QUELLE ANTENNE DI NESSUNO

Sono ben tre le tipologie di danni, causati dalle Amministrazioni comunali che si sono succedute, negli ultimi vent’anni, al Governo (?) di Erice, a seguito dell’inerzia nella gestione della tematica dell’istallazione delle antenne radio-televisive sulla Vetta, in località Piano delle forche.
La Prima, quella di certo più grave, è rappresentata dal «serio rischio di pregiudicare la salute pubblica», la seconda dal «grave danno ambientale», la terza, infine, dal «danno patrimoniale per l’erario comunale».
A diffondere l’ennesimo, inascoltato, grido d’allarme è l‘avvocato Carlo Sammartano, difensore civico del Comune di Erice.

Scorrendo le relazioni della propria attività che, annualmente, ha presentato – senza alcun risultato concreto – al Consiglio comunale ericino, infatti, si legge «lo scrivente ha preso visione di un verbale redatto nel lontano 1994 dal Comando della Polizia Municipale nel quale risulta che la maggior parte degli impianti di trasmissione sono stati installati in carenza di concessione edilizia e senza i necessari nulla-osta delle autorità preposte alla tutela del patrimonio boschivo e delle bellezze paesistiche.

Al grave danno ambientale provocato da tali abusi si aggiunge un ulteriore danno patrimoniale per l’erario comunale, posto che le antenne sono state impiantate su un fondo appartenente al Comune senza che questo percepisca alcun compenso [eccetto che per la RAI, NdR] per la cessione in godimento del fondo in favore delle altre emittenti.

Va dedotto, altresì, che l’amministrazione comunale, negli anni trascorsi, non ha mai predisposto i doverosi atti amministrativi preordinati alla rimozione degli impianti abusivi, ad eccezione delle ingiunzioni di demolizione nr. 9/2001 e 17/2001 notificate dal Funzionario responsabile del settore Urbanistica alle ditte Canale Due e Metronotte d’Italia» [e che, comunque, non risultano mai eseguite, NdR].
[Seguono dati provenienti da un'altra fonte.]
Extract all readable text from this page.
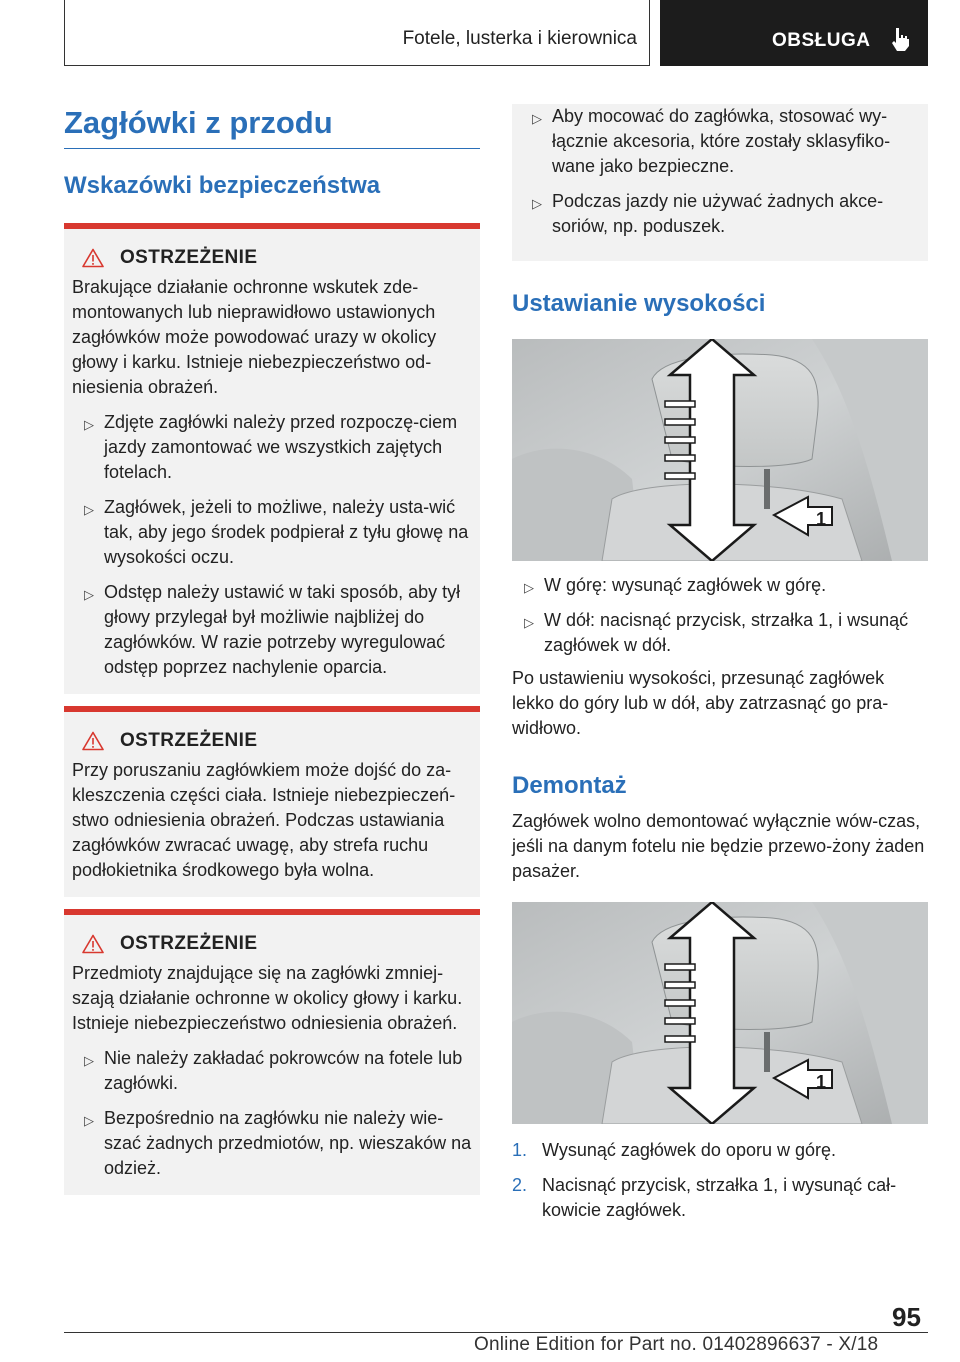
Fotele, lusterka i kierownica	OBSŁUGA
Zagłówki z przodu
Wskazówki bezpieczeństwa
OSTRZEŻENIE

Brakujące działanie ochronne wskutek zde-montowanych lub nieprawidłowo ustawionych zagłówków może powodować urazy w okolicy głowy i karku. Istnieje niebezpieczeństwo od-niesienia obrażeń.

▷ Zdjęte zagłówki należy przed rozpoczę-ciem jazdy zamontować we wszystkich zajętych fotelach.
▷ Zagłówek, jeżeli to możliwe, należy usta-wić tak, aby jego środek podpierał z tyłu głowę na wysokości oczu.
▷ Odstęp należy ustawić w taki sposób, aby tył głowy przylegał był możliwie najbliżej do zagłówków. W razie potrzeby wyregulować odstęp poprzez nachylenie oparcia.
OSTRZEŻENIE

Przy poruszaniu zagłówkiem może dojść do za-kleszczenia części ciała. Istnieje niebezpieczeń-stwo odniesienia obrażeń. Podczas ustawiania zagłówków zwracać uwagę, aby strefa ruchu podłokietnika środkowego była wolna.

OSTRZEŻENIE

Przedmioty znajdujące się na zagłówki zmniej-szają działanie ochronne w okolicy głowy i karku. Istnieje niebezpieczeństwo odniesienia obrażeń.

▷ Nie należy zakładać pokrowców na fotele lub zagłówki.
▷ Bezpośrednio na zagłówku nie należy wie-szać żadnych przedmiotów, np. wieszaków na odzież.
▷ Aby mocować do zagłówka, stosować wy-łącznie akcesoria, które zostały sklasyfiko-wane jako bezpieczne.
▷ Podczas jazdy nie używać żadnych akce-soriów, np. poduszek.
Ustawianie wysokości
1
▷ W górę: wysunąć zagłówek w górę.
▷ W dół: nacisnąć przycisk, strzałka 1, i wsunąć zagłówek w dół.

Po ustawieniu wysokości, przesunąć zagłówek lekko do góry lub w dół, aby zatrzasnąć go pra-widłowo.

Demontaż

Zagłówek wolno demontować wyłącznie wów-czas, jeśli na danym fotelu nie będzie przewo-żony żaden pasażer.

1
1. Wysunąć zagłówek do oporu w górę.
2. Nacisnąć przycisk, strzałka 1, i wysunąć cał-kowicie zagłówek.
95
Online Edition for Part no. 01402896637 - X/18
L’avvocato Sammartano, nelle proprie relazioni, ha rilevato come «Constatato il completo disinteresse dell’amministrazione per la tematica in oggetto, questo Ufficio ha formalizzato un esposto alla Procura della Repubblica di Trapani».

Ma, come dicevamo, l’aspetto più grave è quello di natura sanitaria.

«I controlli
– sottolinea l’avvocato Sammartano – eseguiti dall’A.R.P.A. Sicilia – DAP Palermo nel periodo compreso tra il 9 luglio 2004 e 26 luglio 2004 hanno confermato che le emissioni elettromagnetiche rilevate presso l’Hotel Ermione sono superiori al limite di 6 V/m fissato dal D.P.C.M. dell’8 luglio 2003 e che nella zona sottoposta a controllo esiste un campo elettrico efficace dal valore medio di 9,31 V/m.».
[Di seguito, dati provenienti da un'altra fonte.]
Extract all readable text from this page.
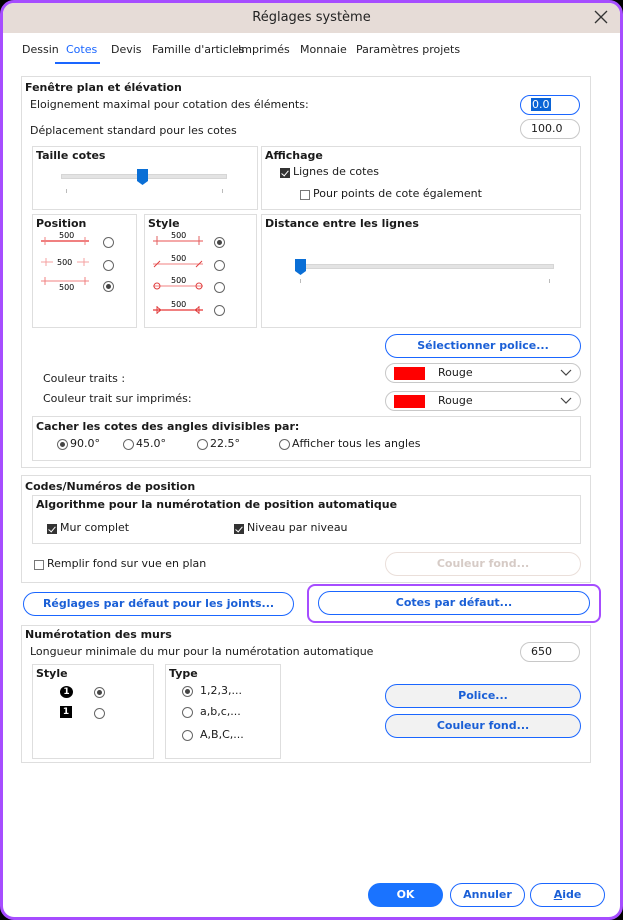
Réglages système
Dessin Cotes Devis Famille d'articles
Imprimés Monnaie Paramètres projets
Fenêtre plan et élévation
Eloignement maximal pour cotation des éléments:	0.0
Déplacement standard pour les cotes	100.0
Taille cotes	Affichage
Lignes de cotes
Pour points de cote également
Position
500
500
500
Style
500
500
500
500
Distance entre les lignes
Sélectionner police...
Couleur traits :	Rouge
Couleur trait sur imprimés:	Rouge
Cacher les cotes des angles divisibles par:
90.0°	45.0°	22.5°	Afficher tous les angles
Codes/Numéros de position
Algorithme pour la numérotation de position automatique
Mur complet	Niveau par niveau
Remplir fond sur vue en plan	Couleur fond...
Réglages par défaut pour les joints...	Cotes par défaut...
Numérotation des murs
Longueur minimale du mur pour la numérotation automatique	650
Style
1
1
Type
1,2,3,...
a,b,c,...
A,B,C,...
Police...
Couleur fond...
OK	Annuler	Aide
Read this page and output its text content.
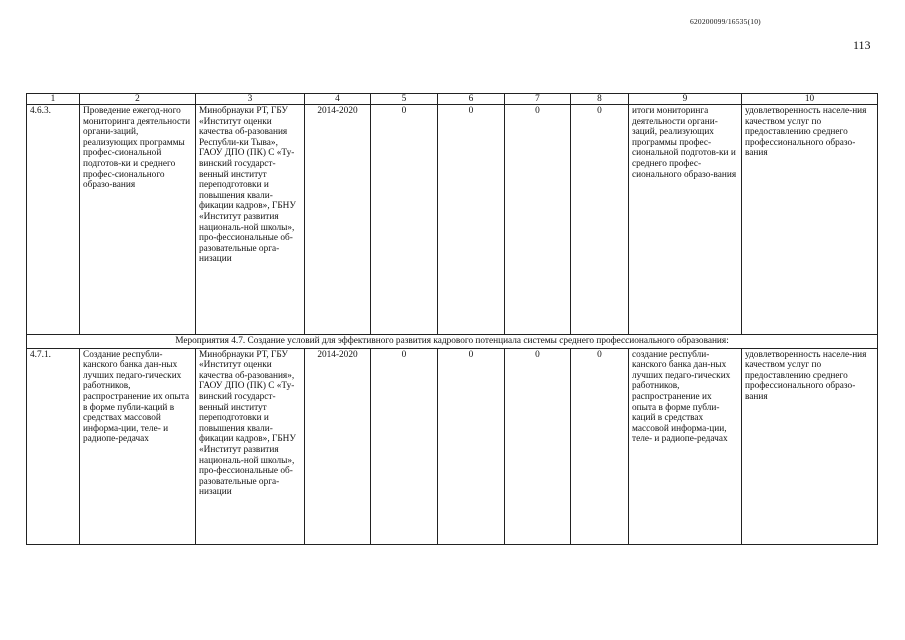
620200099/16535(10)
113
1	2	3	4	5	6	7	8	9	10
4.6.3.	Проведение ежегод-ного мониторинга деятельности органи-заций, реализующих программы профес-сиональной подготов-ки и среднего профес-сионального образо-вания	Минобрнауки РТ, ГБУ «Институт оценки качества об-разования Республи-ки Тыва», ГАОУ ДПО (ПК) С «Ту-винский государст-венный институт переподготовки и повышения квали-фикации кадров», ГБНУ «Институт развития националь-ной школы», про-фессиональные об-разовательные орга-низации	2014-2020	0	0	0	0	итоги мониторинга деятельности органи-заций, реализующих программы профес-сиональной подготов-ки и среднего профес-сионального образо-вания	удовлетворенность населе-ния качеством услуг по предоставлению среднего профессионального образо-вания
Мероприятия 4.7. Создание условий для эффективного развития кадрового потенциала системы среднего профессионального образования:									
4.7.1.	Создание республи-канского банка дан-ных лучших педаго-гических работников, распространение их опыта в форме публи-каций в средствах массовой информа-ции, теле- и радиопе-редачах	Минобрнауки РТ, ГБУ «Институт оценки качества об-разования», ГАОУ ДПО (ПК) С «Ту-винский государст-венный институт переподготовки и повышения квали-фикации кадров», ГБНУ «Институт развития националь-ной школы», про-фессиональные об-разовательные орга-низации	2014-2020	0	0	0	0	создание республи-канского банка дан-ных лучших педаго-гических работников, распространение их опыта в форме публи-каций в средствах массовой информа-ции, теле- и радиопе-редачах	удовлетворенность населе-ния качеством услуг по предоставлению среднего профессионального образо-вания
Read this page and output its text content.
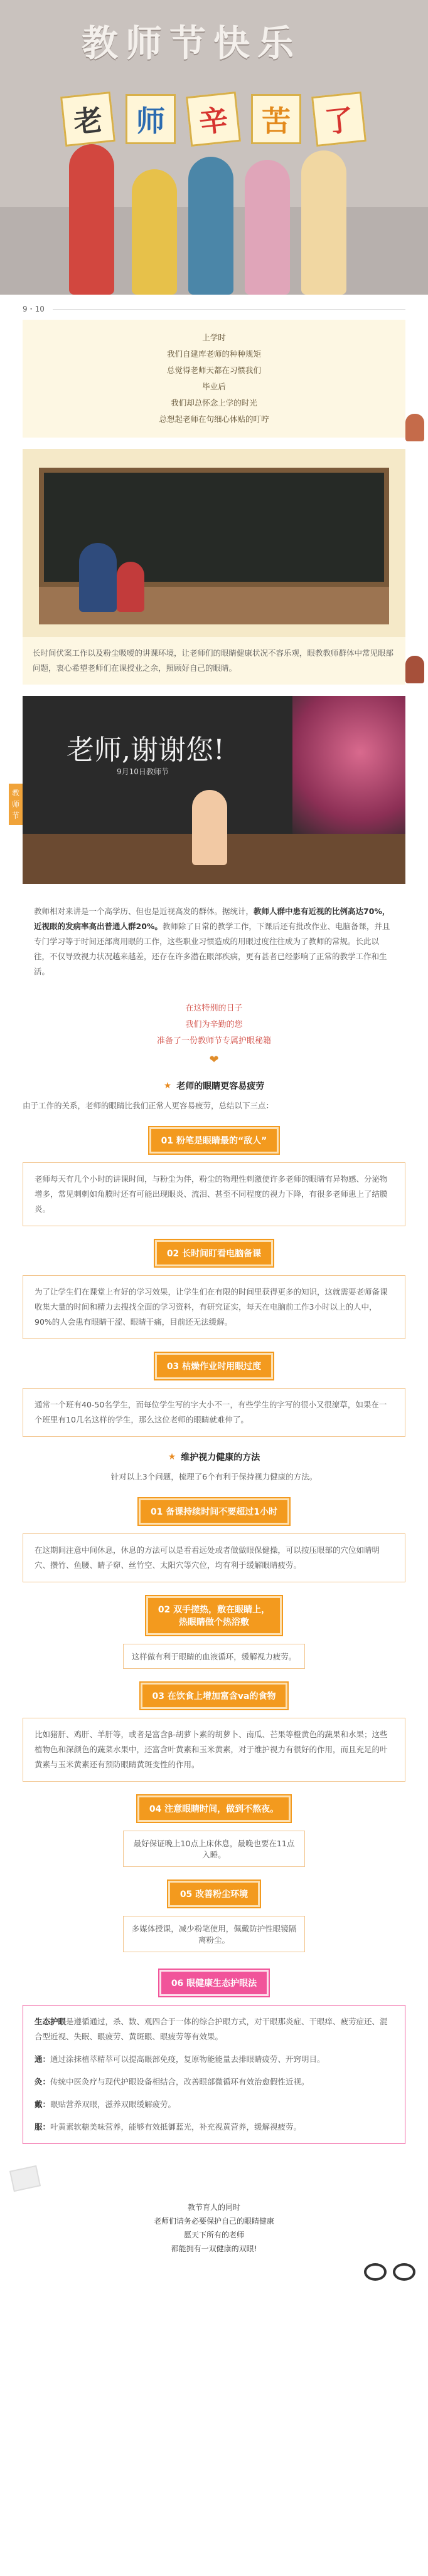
教师节快乐
老	师	辛	苦	了
9・10
上学时
我们自建库老师的种种规矩
总觉得老师天都在习惯我们
毕业后
我们却总怀念上学的时光
总想起老师在句细心体贴的叮咛
长时间伏案工作以及粉尘吸嗳的讲课环境，让老师们的眼睛健康状况不容乐观，眼教教师群体中常见眼部问题，衷心希望老师们在课授业之余，照顾好自己的眼睛。
老师,谢谢您!
9月10日教师节
教师节
教师相对来讲是一个高学历、但也是近视高发的群体。据统计，教师人群中患有近视的比例高达70%，近视眼的发病率高出普通人群20%。教师除了日常的教学工作，下课后还有批改作业、电脑备课，并且专门学习等于时间还部离用眼的工作，这些职业习惯造成的用眼过度往往成为了教师的常规。长此以往，不仅导致视力状况越来越差，还存在许多潜在眼部疾病，更有甚者已经影响了正常的教学工作和生活。
在这特别的日子
我们为辛勤的您
准备了一份教师节专属护眼秘籍
❤
★ 老师的眼睛更容易疲劳
由于工作的关系，老师的眼睛比我们正常人更容易疲劳，总结以下三点：
01 粉笔是眼睛最的“敌人”
老师每天有几个小时的讲课时间，与粉尘为伴，粉尘的物理性刺激使许多老师的眼睛有异物感、分泌物增多，常见刺刺如角膜时还有可能出现眼炎、流泪、甚至不同程度的视力下降，有很多老师患上了结膜炎。
02 长时间盯看电脑备课
为了让学生们在课堂上有好的学习效果，让学生们在有限的时间里获得更多的知识，这就需要老师备课收集大量的时间和精力去搜找全面的学习资料，有研究证实，每天在电脑前工作3小时以上的人中，90%的人会患有眼睛干涩、眼睛干痛，目前还无法缓解。
03 枯燥作业时用眼过度
通常一个班有40-50名学生，而每位学生写的字大小不一，有些学生的字写的很小又很潦草，如果在一个班里有10几名这样的学生，那么这位老师的眼睛就难伸了。
★ 维护视力健康的方法
针对以上3个问题，梳理了6个有利于保持视力健康的方法。
01 备课持续时间不要超过1小时
在这期间注意中间休息，休息的方法可以是看看远处或者做做眼保健操，可以按压眼部的穴位如睛明穴、攒竹、鱼腰、睛子窌、丝竹空、太阳穴等穴位，均有利于缓解眼睛疲劳。
02 双手搓热，敷在眼睛上，
热眼睛做个热浴敷
这样做有利于眼睛的血液循环，缓解视力疲劳。
03 在饮食上增加富含va的食物
比如猪肝、鸡肝、羊肝等，或者是富含β-胡萝卜素的胡萝卜、南瓜、芒果等橙黄色的蔬果和水果；这些植物色和深颜色的蔬菜水果中，还富含叶黄素和玉米黄素，对于维护视力有很好的作用，而且充足的叶黄素与玉米黄素还有预防眼睛黄斑变性的作用。
04 注意眼睛时间，做到不熬夜。
最好保证晚上10点上床休息，最晚也要在11点入睡。
05 改善粉尘环境
多媒体授课，减少粉笔使用，佩戴防护性眼镜隔离粉尘。
06 眼健康生态护眼法
生态护眼是遵循通过，杀、数、观四合于一体的综合护眼方式，对干眼那炎症、干眼痒、疲劳症还、混合型近视、失眠、眼疲劳、黄斑眼、眼疲劳等有效果。
通：通过涂抹植萃精萃可以提高眼部免疫，复原物能能量去排眼睛疲劳、开窍明目。
灸：传统中医灸疗与现代护眼设备相结合，改善眼部微循环有效治愈假性近视。
戴：眼贴营养双眼，滋养双眼缓解疲劳。
服：叶黄素软糖美味营养，能够有效抵御蓝光，补充视黄营养，缓解视疲劳。
教节育人的同时
老师们请务必要保护自己的眼睛健康
愿天下所有的老师
都能拥有一双健康的双眼!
«Va, peraltro, considerato che lo stato di permanente inquinamento elettromagnetico rilevato nel territorio in oggetto rischia di pregiudicare la salute della popolazione esposta ai campi elettrici, con particolare riferimento a quanti frequentano l’Hotel Ermione».

Nuove «rilevazioni eseguite dall’arpa regionale in data 26 giugno 2006 hanno confermato che nella zona di ingresso al capoluogo e nel viale di ingresso all’hotel Ermione i campi elettromagnetici superano, in alcuni punti, i 20 V/m».

Il problema dell’inquinamento elettromagnetico continua a preoccupare i cittadini tra il completo disinteresse degli Enti Territoriali competenti.